Ответ они получили 16 декабря. В этот день рабочие основных металлургических и металлообрабатывающих предприятий Барселоны объявили забастовку. Литейщики, слесари, котельщики, ламповщики, скобовщики, жестянщики и работники других смежных профессий требовали повышения заработной платы и сокращения рабочего дня на час, с десяти часов до девяти, чтобы можно было нанять больше рабочих и тем самым противостоять такому бедствию, как безработица.
Забастовщики разделились на пикеты примерно по тридцать человек и стали ходить по городу, принуждая бастовать несогласных. Через день, ранним ненастным утром, предвещавшим холода уже недалекой зимы, Монсеррат явилась в столовую Бертрана; тот узнал ее и пропустил: его больше беспокоили остальные двадцать девять, которые выстроились у двери, выкрикивая лозунги и приводя в ужас честной народ.
Ей не обязательно было проникать в кухню, все, кто там находился, вышли в зал, привлеченные шумом. Эмма поразилась, увидев, в каком диком возбуждении пребывает Монсеррат. Они не виделись уже несколько месяцев.
– Идем с нами, товарищ! – призывала Монсеррат Эмму, расхаживая между столами и потрясая сжатым кулаком. – На борьбу!
Многие из рабочих, сидевших в зале, криками приветствовали Монсеррат. Иные повскакали с мест. Тарелки и стаканы полетели на пол. С полдюжины металлургов, ждавших у дверей под дождем, вошли внутрь. Бертран взглядом умолял Эмму поскорей увести подругу. Крики в зале становились громче. Какой-то силач заставлял подняться тех, кто не встал. Один из них, плюгавый, но свирепый, дал отпор. Жена Бертрана, видя, что атмосфера накаляется, подтолкнула Эмму к ее подруге.
Эмма заколебалась, но хозяйка попросту взмолилась:
– Иди с ней, или они здесь все разнесут!
Свирепый хилятик получил тычок и с грохотом свалился на стол.
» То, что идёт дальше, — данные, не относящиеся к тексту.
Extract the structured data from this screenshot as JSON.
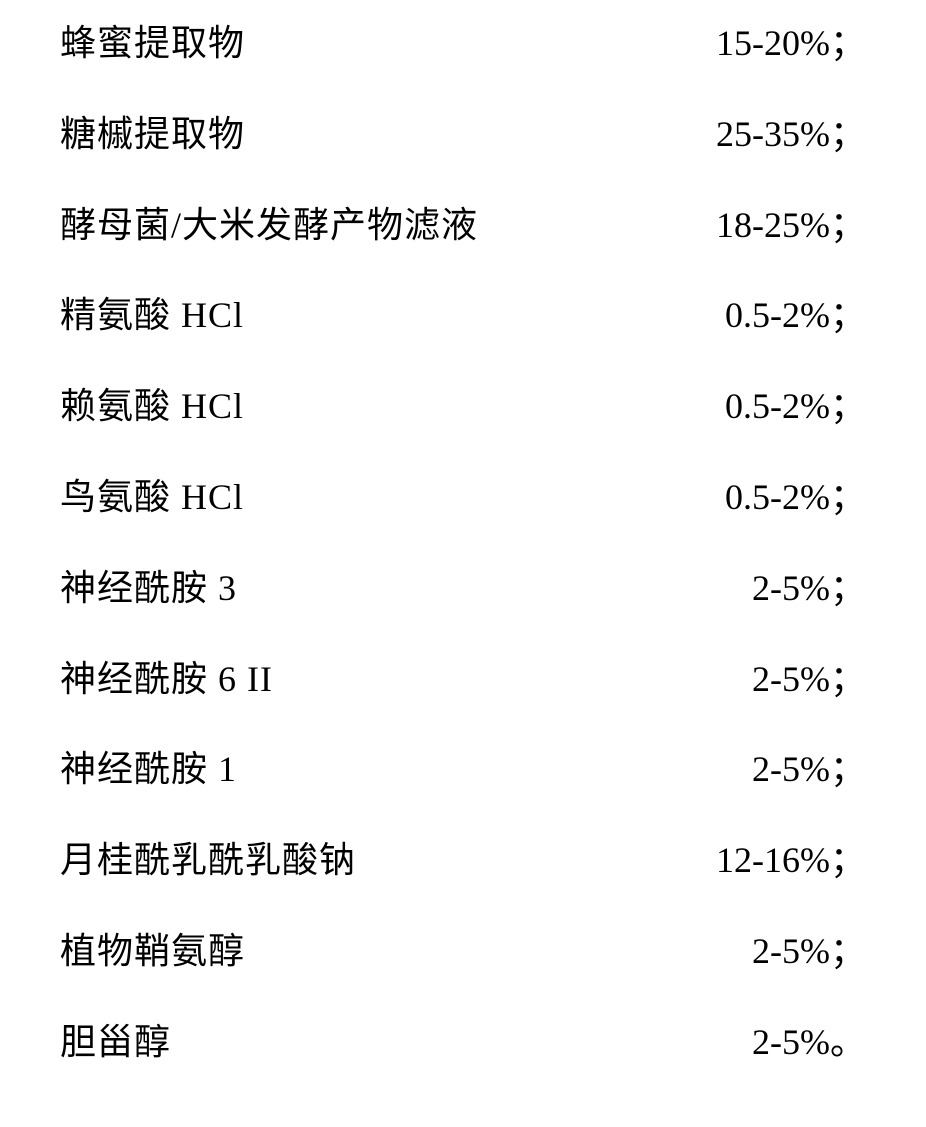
{
  "ingredients": {
    "rows": [
      {
        "label": "蜂蜜提取物",
        "value": "15-20%；"
      },
      {
        "label": "糖槭提取物",
        "value": "25-35%；"
      },
      {
        "label": "酵母菌/大米发酵产物滤液",
        "value": "18-25%；"
      },
      {
        "label": "精氨酸  HCl",
        "value": "0.5-2%；"
      },
      {
        "label": "赖氨酸  HCl",
        "value": "0.5-2%；"
      },
      {
        "label": "鸟氨酸  HCl",
        "value": "0.5-2%；"
      },
      {
        "label": "神经酰胺  3",
        "value": "2-5%；"
      },
      {
        "label": "神经酰胺  6 II",
        "value": "2-5%；"
      },
      {
        "label": "神经酰胺  1",
        "value": "2-5%；"
      },
      {
        "label": "月桂酰乳酰乳酸钠",
        "value": "12-16%；"
      },
      {
        "label": "植物鞘氨醇",
        "value": "2-5%；"
      },
      {
        "label": "胆甾醇",
        "value": "2-5%。"
      }
    ],
    "font_size": 36,
    "text_color": "#000000",
    "background_color": "#ffffff",
    "row_spacing": 44
  }
}
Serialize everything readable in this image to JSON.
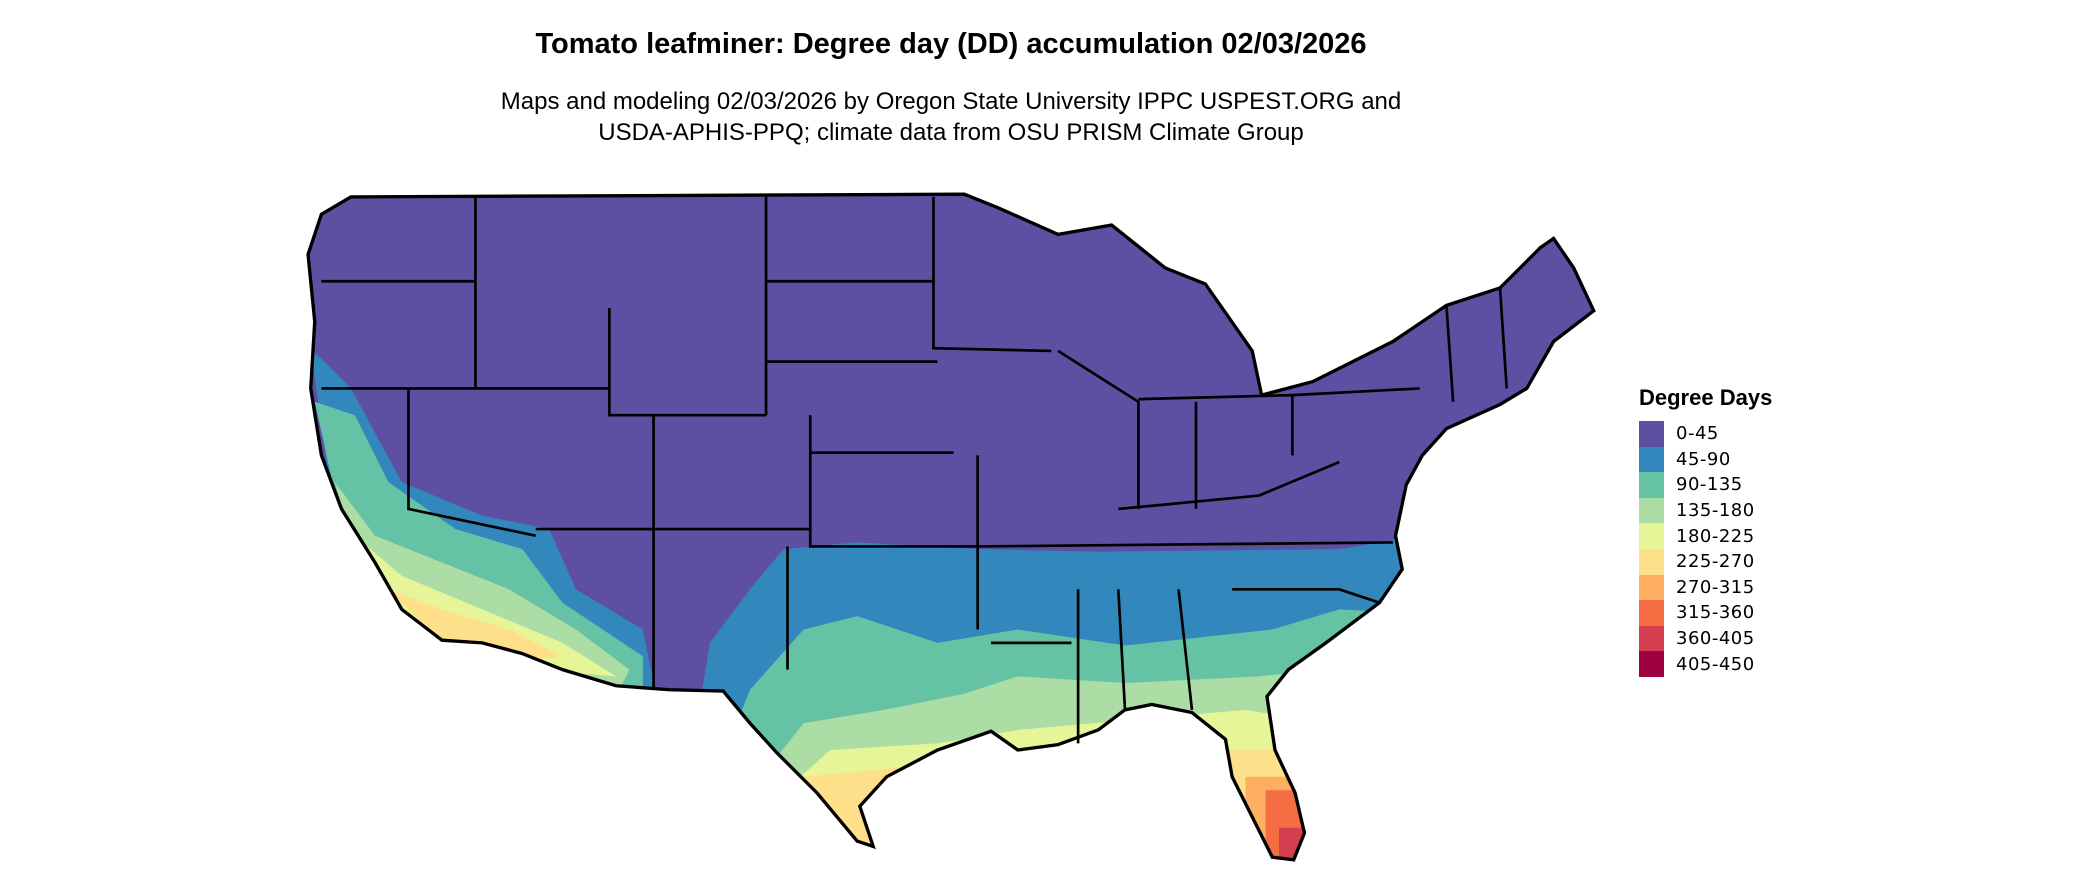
{
  "title": "Tomato leafminer: Degree day (DD) accumulation 02/03/2026",
  "subtitle_line1": "Maps and modeling 02/03/2026 by Oregon State University IPPC USPEST.ORG and",
  "subtitle_line2": "USDA-APHIS-PPQ; climate data from OSU PRISM Climate Group",
  "legend": {
    "title": "Degree Days",
    "items": [
      {
        "label": "0-45",
        "color": "#5E4FA2"
      },
      {
        "label": "45-90",
        "color": "#3288BD"
      },
      {
        "label": "90-135",
        "color": "#66C2A5"
      },
      {
        "label": "135-180",
        "color": "#ABDDA4"
      },
      {
        "label": "180-225",
        "color": "#E6F598"
      },
      {
        "label": "225-270",
        "color": "#FEE08B"
      },
      {
        "label": "270-315",
        "color": "#FDAE61"
      },
      {
        "label": "315-360",
        "color": "#F46D43"
      },
      {
        "label": "360-405",
        "color": "#D53E4F"
      },
      {
        "label": "405-450",
        "color": "#9E0142"
      }
    ]
  },
  "map": {
    "region": "contiguous United States",
    "boundaries": "state lines",
    "legend_placement": "right"
  }
}
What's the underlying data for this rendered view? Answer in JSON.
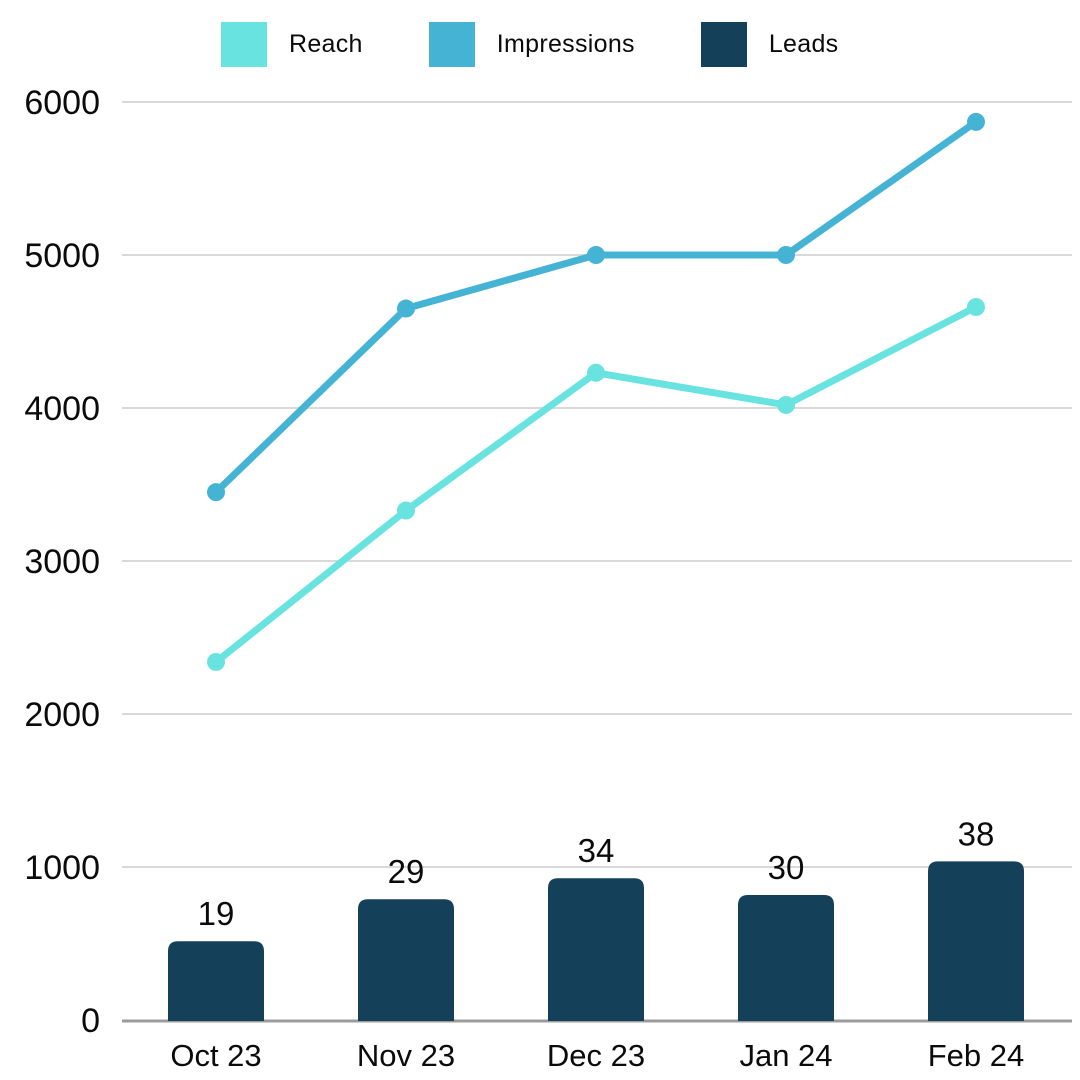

Среди взрывов хохота послышались новые проклятия попам и буржуям.
Монсеррат все еще потрясала кулаком, но уже не так энергично: скосив глаза на Эмму, она не могла не заметить ее безразличия. И опустила руку.
Жена Бертрана еще сильней подтолкнула Эмму.
Не очень понимая, что происходит, Эмма поглядела на подругу, от которой ее отделяло два ряда столиков, и отрицательно покачала головой. Этим самым утром, до того, как пробило шесть, она при блеске молний в страхе бежала по городу, к приюту монахинь Доброго Пастыря. «Какие добродетели даруют нам таинства вместе с благодатью? Основные три, богословские и священные. Каковы они? Вера, надежда и любовь». Она могла повторить без запинки! Сестра Инес вдолбила ей это несколько часов назад в плохо освещенной, холодной комнате, где Эмма дрожала в мокрой одежде, прилипавшей к телу. Все ради Далмау и Хосефы, но и ради подруги тоже – еще бы нет! – чтобы все думали, будто она постигает евангельские истины, и не посадили ее снова в тюрьму. И вот она, Монсеррат, ликующая, полная жизни, зовет Эмму на борьбу за рабочее дело.